Anne Kampmann

Drammens Museum invites the press to a press conference in the Lyche pavilion at Marienlyst to the exhibition Anne Kampmann, Wolf singer - quiet paths.

Press release

Anne Kampmann has long worked with painting, woodcuts and objects. In her work, in continuation of modernism, she has developed her own design language in which animals and human figures are inserted into simplified landscapes. She uses distortions, in that animals, vegetation and landscapes are shaped so that the images become emblematic and so that lines and surfaces form simple and airy image ornaments. Kampmann expresses his visions with aesthetic economy, the pictures are cleaned of superfluous details and are of the type that work well as book illustrations, as posters and as decoration.

It is easy to see that a picture is made by Anne Kampmann, but the reason why we enter into a dialogue with them so quickly is that she is based on established traditions from the last hundred years of visual art. These are not ironic, postmodern quotes.

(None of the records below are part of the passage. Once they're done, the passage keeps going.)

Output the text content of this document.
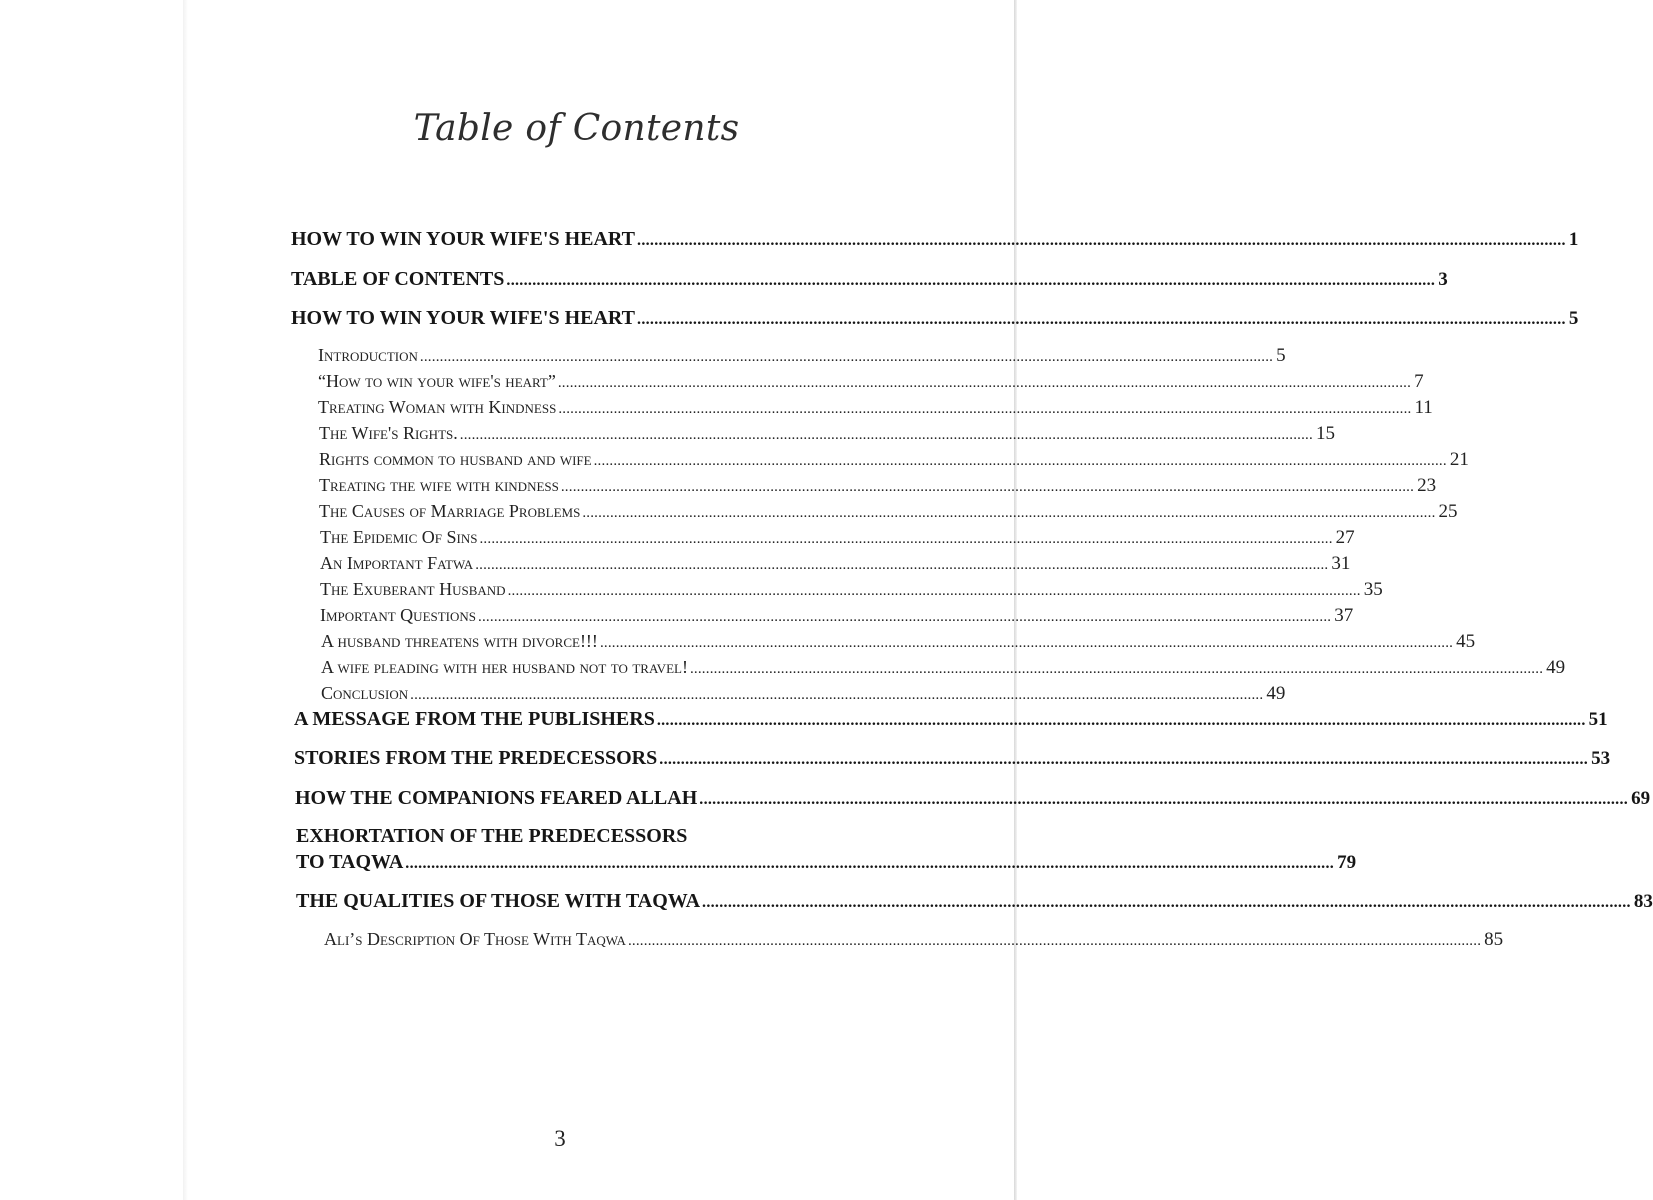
Table of Contents
HOW TO WIN YOUR WIFE'S HEART ........................................................................................................................................................................................................................ 1
TABLE OF CONTENTS ........................................................................................................................................................................................................................ 3
HOW TO WIN YOUR WIFE'S HEART ........................................................................................................................................................................................................................ 5
Introduction ........................................................................................................................................................................................................................ 5
“How to win your wife's heart” ........................................................................................................................................................................................................................ 7
Treating Woman with Kindness ........................................................................................................................................................................................................................ 11
The Wife's Rights. ........................................................................................................................................................................................................................ 15
Rights common to husband and wife ........................................................................................................................................................................................................................ 21
Treating the wife with kindness ........................................................................................................................................................................................................................ 23
The Causes of Marriage Problems ........................................................................................................................................................................................................................ 25
The Epidemic Of Sins ........................................................................................................................................................................................................................ 27
An Important Fatwa ........................................................................................................................................................................................................................ 31
The Exuberant Husband ........................................................................................................................................................................................................................ 35
Important Questions ........................................................................................................................................................................................................................ 37
A husband threatens with divorce!!! ........................................................................................................................................................................................................................ 45
A wife pleading with her husband not to travel! ........................................................................................................................................................................................................................ 49
Conclusion ........................................................................................................................................................................................................................ 49
A MESSAGE FROM THE PUBLISHERS ........................................................................................................................................................................................................................ 51
STORIES FROM THE PREDECESSORS ........................................................................................................................................................................................................................ 53
HOW THE COMPANIONS FEARED ALLAH ........................................................................................................................................................................................................................ 69
EXHORTATION OF THE PREDECESSORS
TO TAQWA ........................................................................................................................................................................................................................ 79
THE QUALITIES OF THOSE WITH TAQWA ........................................................................................................................................................................................................................ 83
Ali’s Description Of Those With Taqwa ........................................................................................................................................................................................................................ 85
3
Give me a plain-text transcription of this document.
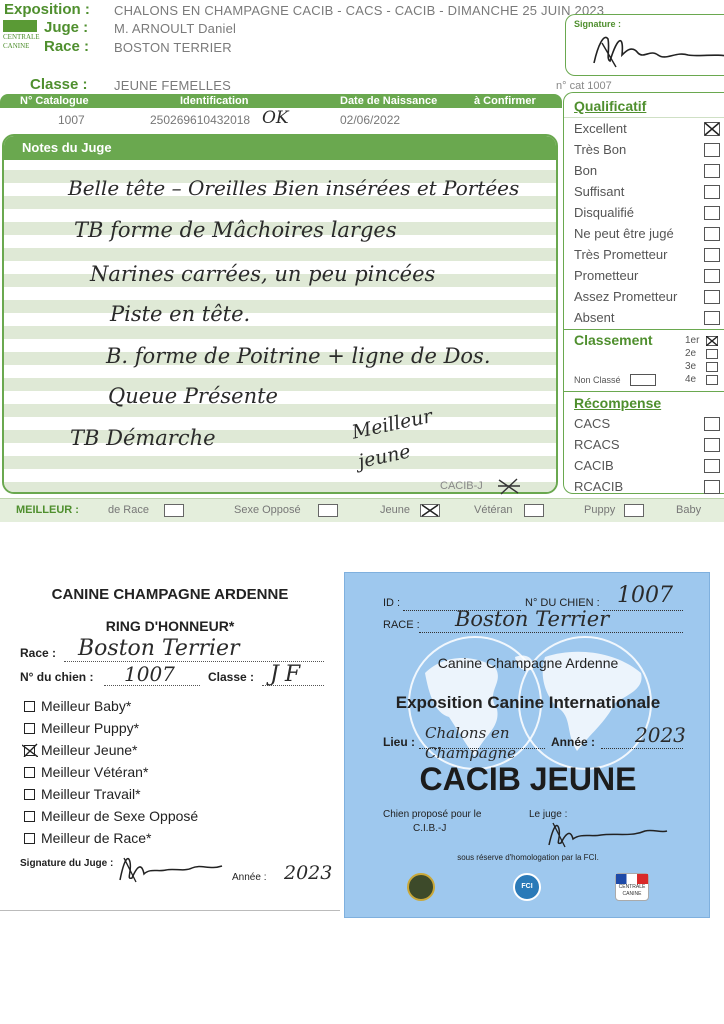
Exposition : CHALONS EN CHAMPAGNE CACIB - CACS - CACIB - DIMANCHE 25 JUIN 2023
CENTRALE
CANINE
Juge : M. ARNOULT Daniel
Race : BOSTON TERRIER
Signature :
Classe : JEUNE FEMELLES	n° cat 1007
N° Catalogue	Identification	Date de Naissance	à Confirmer
1007	250269610432018 OK	02/06/2022
Notes du Juge
Belle tête – Oreilles Bien insérées et Portées
TB forme de Mâchoires larges
Narines carrées, un peu pincées
Piste en tête.
B. forme de Poitrine + ligne de Dos.
Queue Présente
TB Démarche	Meilleur jeune
CACIB-J
Qualificatif
Excellent
Très Bon
Bon
Suffisant
Disqualifié
Ne peut être jugé
Très Prometteur
Prometteur
Assez Prometteur
Absent
Classement	1er
2e
3e
4e
Non Classé
Récompense
CACS
RCACS
CACIB
RCACIB
MEILLEUR :	de Race	Sexe Opposé	Jeune	Vétéran	Puppy	Baby
CANINE CHAMPAGNE ARDENNE
RING D'HONNEUR*
Race : Boston Terrier
N° du chien : 1007	Classe : JF
Meilleur Baby*
Meilleur Puppy*
Meilleur Jeune*
Meilleur Vétéran*
Meilleur Travail*
Meilleur de Sexe Opposé
Meilleur de Race*
Signature du Juge :
Année : 2023
ID :	N° DU CHIEN : 1007
RACE : Boston Terrier
Canine Champagne Ardenne
Exposition Canine Internationale
Lieu : Chalons en Champagne
Année : 2023
CACIB JEUNE
Chien proposé pour le
C.I.B.-J
Le juge :
sous réserve d'homologation par la FCI.
FCI	CENTRALE
CANINE
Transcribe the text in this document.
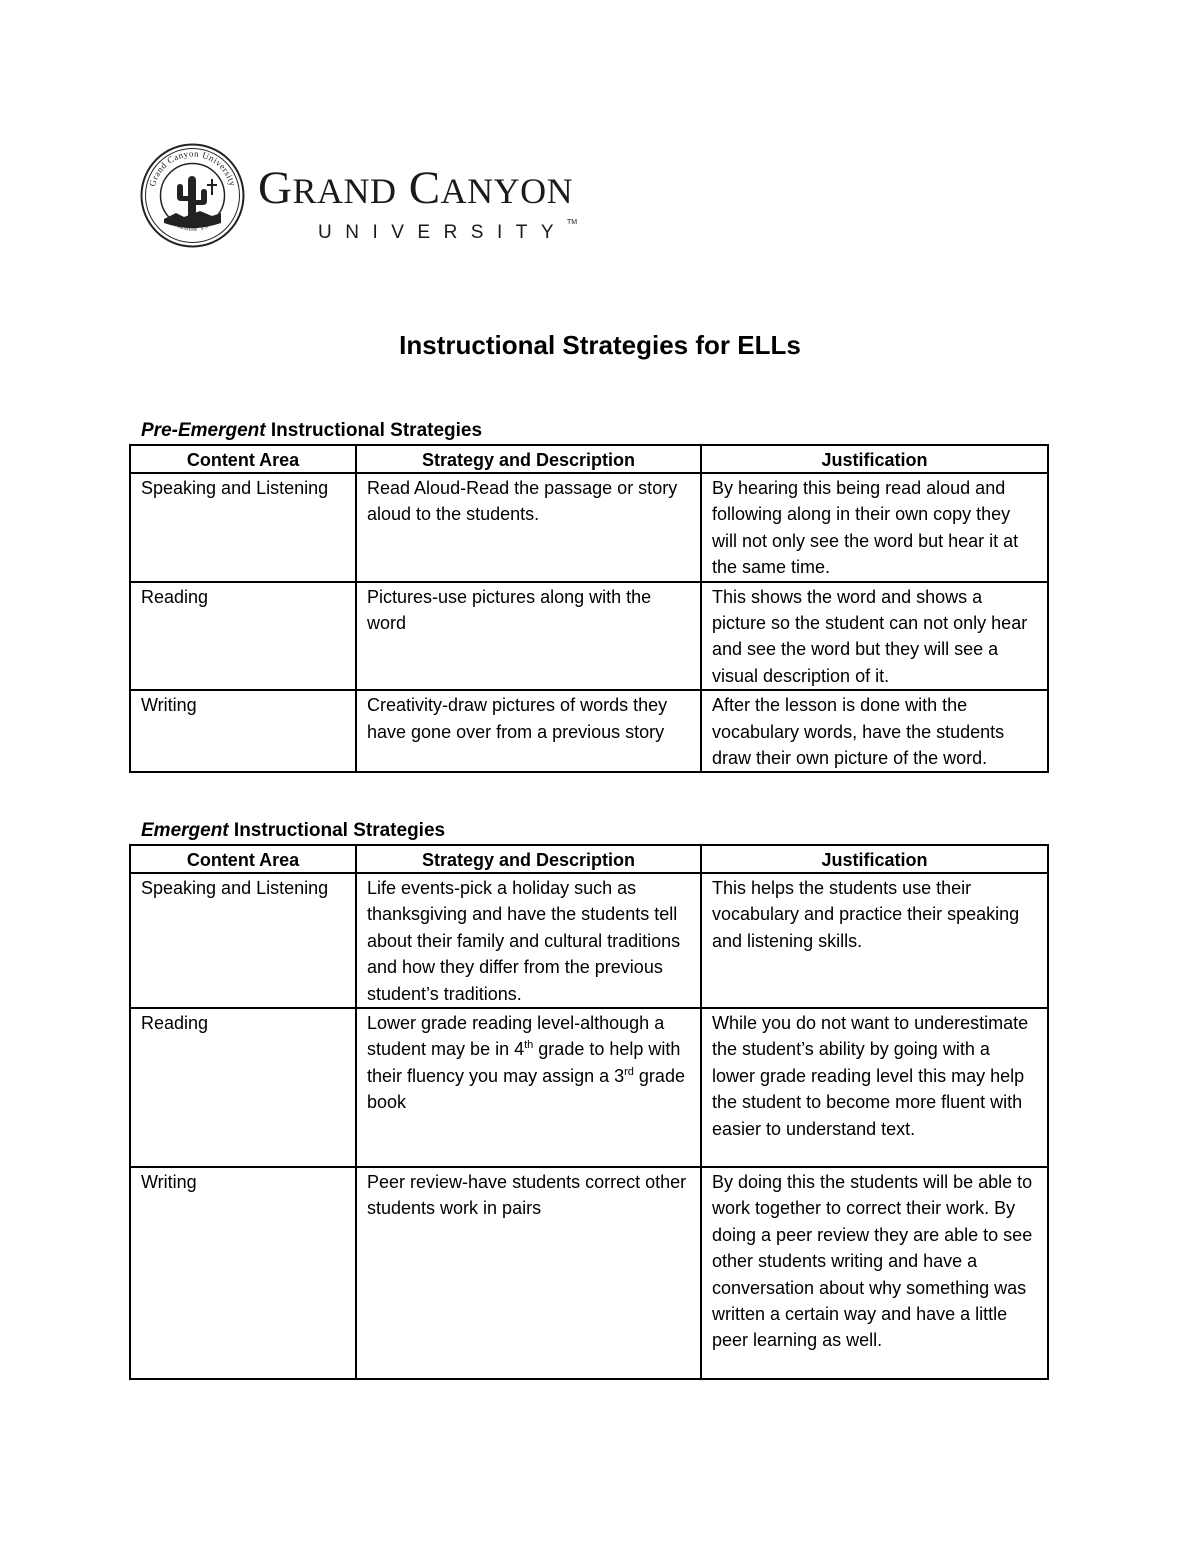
Grand Canyon University GRAND CANYON
UNIVERSITY™
Instructional Strategies for ELLs
Pre-Emergent Instructional Strategies
Content Area	Strategy and Description	Justification
Speaking and Listening	Read Aloud-Read the passage or story aloud to the students.	By hearing this being read aloud and following along in their own copy they will not only see the word but hear it at the same time.
Reading	Pictures-use pictures along with the word	This shows the word and shows a picture so the student can not only hear and see the word but they will see a visual description of it.
Writing	Creativity-draw pictures of words they have gone over from a previous story	After the lesson is done with the vocabulary words, have the students draw their own picture of the word.
Emergent Instructional Strategies
Content Area	Strategy and Description	Justification
Speaking and Listening	Life events-pick a holiday such as thanksgiving and have the students tell about their family and cultural traditions and how they differ from the previous student’s traditions.	This helps the students use their vocabulary and practice their speaking and listening skills.
Reading	Lower grade reading level-although a student may be in 4th grade to help with their fluency you may assign a 3rd grade book	While you do not want to underestimate the student’s ability by going with a lower grade reading level this may help the student to become more fluent with easier to understand text.
Writing	Peer review-have students correct other students work in pairs	By doing this the students will be able to work together to correct their work. By doing a peer review they are able to see other students writing and have a conversation about why something was written a certain way and have a little peer learning as well.
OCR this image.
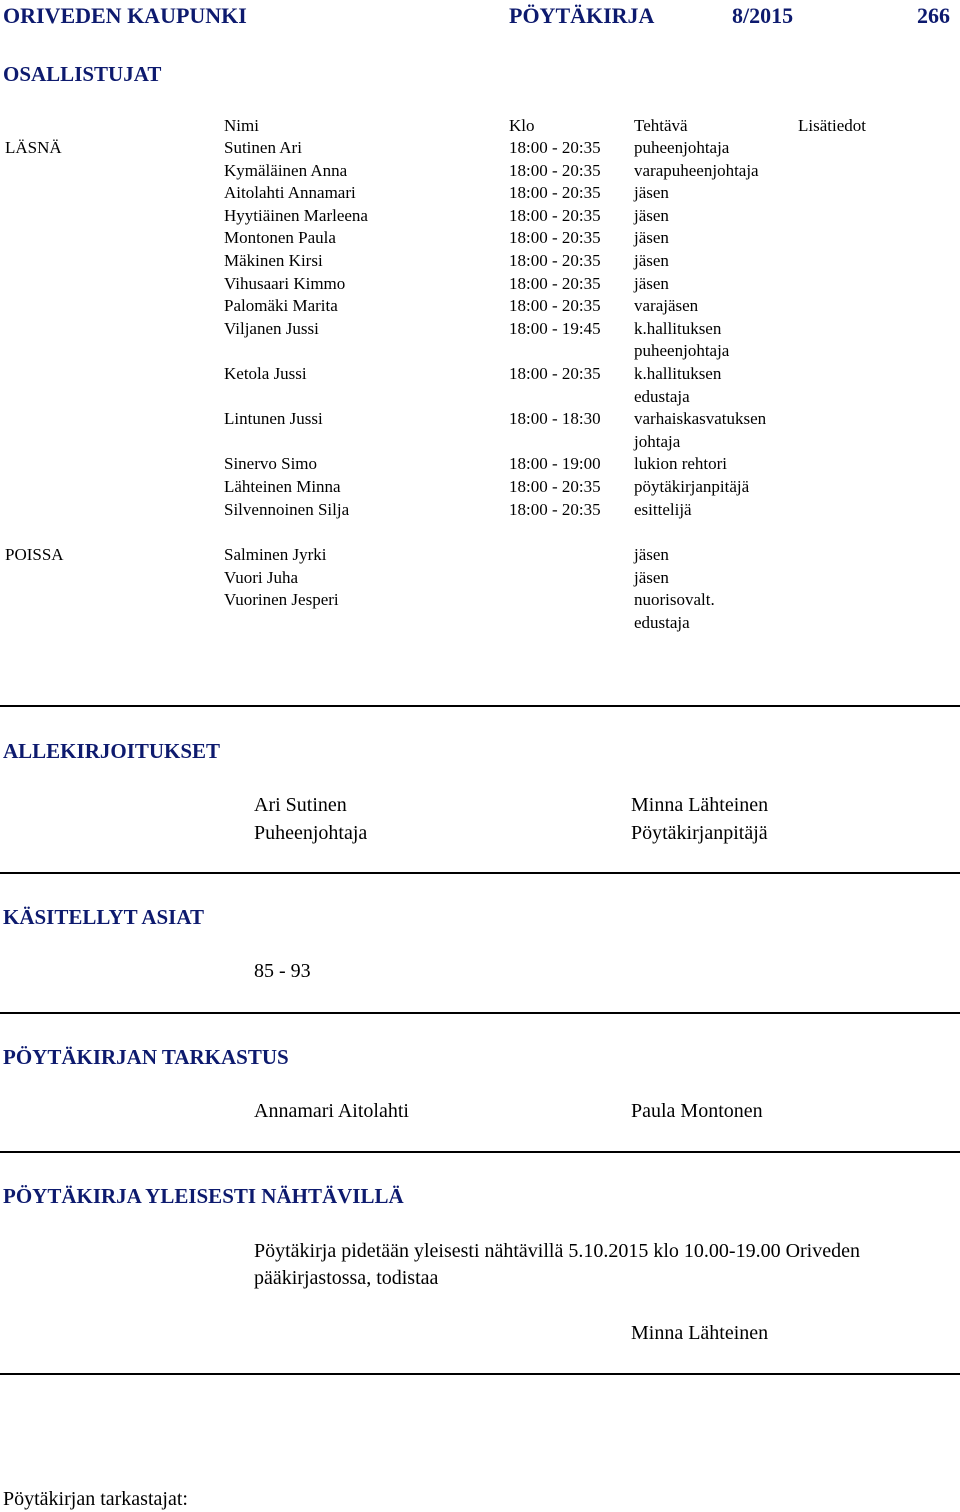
ORIVEDEN KAUPUNKI	PÖYTÄKIRJA	8/2015	266
OSALLISTUJAT
Nimi	Klo	Tehtävä	Lisätiedot
LÄSNÄ	Sutinen Ari	18:00 - 20:35 puheenjohtaja
Kymäläinen Anna	18:00 - 20:35 varapuheenjohtaja
Aitolahti Annamari	18:00 - 20:35 jäsen
Hyytiäinen Marleena	18:00 - 20:35 jäsen
Montonen Paula	18:00 - 20:35 jäsen
Mäkinen Kirsi	18:00 - 20:35 jäsen
Vihusaari Kimmo	18:00 - 20:35 jäsen
Palomäki Marita	18:00 - 20:35 varajäsen
Viljanen Jussi	18:00 - 19:45 k.hallituksen
puheenjohtaja
Ketola Jussi	18:00 - 20:35 k.hallituksen
edustaja
Lintunen Jussi	18:00 - 18:30 varhaiskasvatuksen
johtaja
Sinervo Simo	18:00 - 19:00 lukion rehtori
Lähteinen Minna	18:00 - 20:35 pöytäkirjanpitäjä
Silvennoinen Silja	18:00 - 20:35 esittelijä
POISSA	Salminen Jyrki	jäsen
Vuori Juha	jäsen
Vuorinen Jesperi	nuorisovalt.
edustaja
ALLEKIRJOITUKSET
Ari Sutinen
Puheenjohtaja
Minna Lähteinen
Pöytäkirjanpitäjä
KÄSITELLYT ASIAT
85 - 93
PÖYTÄKIRJAN TARKASTUS
Annamari Aitolahti	Paula Montonen
PÖYTÄKIRJA YLEISESTI NÄHTÄVILLÄ
Pöytäkirja pidetään yleisesti nähtävillä 5.10.2015 klo 10.00-19.00 Oriveden
pääkirjastossa, todistaa
Minna Lähteinen
Pöytäkirjan tarkastajat:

In Anne Kampmann, features from German expressionism (in Blaue Reiter bottling), symbolism and surrealism, in form and feeling are reworked in her mind so that she can create her own style with these tools.

Within the circle of what we call the Blaue Reiter (after a picture of a blue rider painted by Kandinsky), there are a number of strange, almost ecstatically beautiful paintings by Franz Marc, one of the young artists who died at the front during the First World War. In his images of blue and red horses and golden deer, the motifs are split up and tied together so that a coherent life force flows through everything in the image. Although Kampmann's pictures are not similar to Marc's - hers are more "primitive" and raw in shape and the color is broken and muted - there is a parallel. For in Marc's pictures, a visual form is given to a common destiny between animals and humans, between organic and inorganic life. This identification with everything living is one of the basic moods in Kampmann's pictures. And although Anne Kampmann's form language is not avant-garde, in the sense of radically innovative, she shares the international avant-garde's project in that she focuses on parts of life that we do not usually notice in daily life. Avant-garde art is always created as a more or less aggressive alternative to the purpose rationality of bourgeois society, where everything must be priced, where everything must be controlled and where everything must "pay off".

Art therefore often makes room for what is hidden from the eyes of the efficient worker and functionary, for what has interest and value in itself. If you see that a tree is something created and not just something that can be used as fuel or building material, you may also be able to hear a wolf cry or take the time to walk on quiet paths. Anne Kampmann's exhibition provides just such a chance to follow the animals' marvelous lives and the world in which only themselves appear. Kampmann's pictures are often accompanied by poetic and subtle tilers. This is what it's all about: The stars are lit, Someone must be a wolf, Reveikon, The animal is, Blessing…

The press is invited to see the exhibition on Thursday 11 March at 11.00 in the Lyche pavilion. The artist will be present.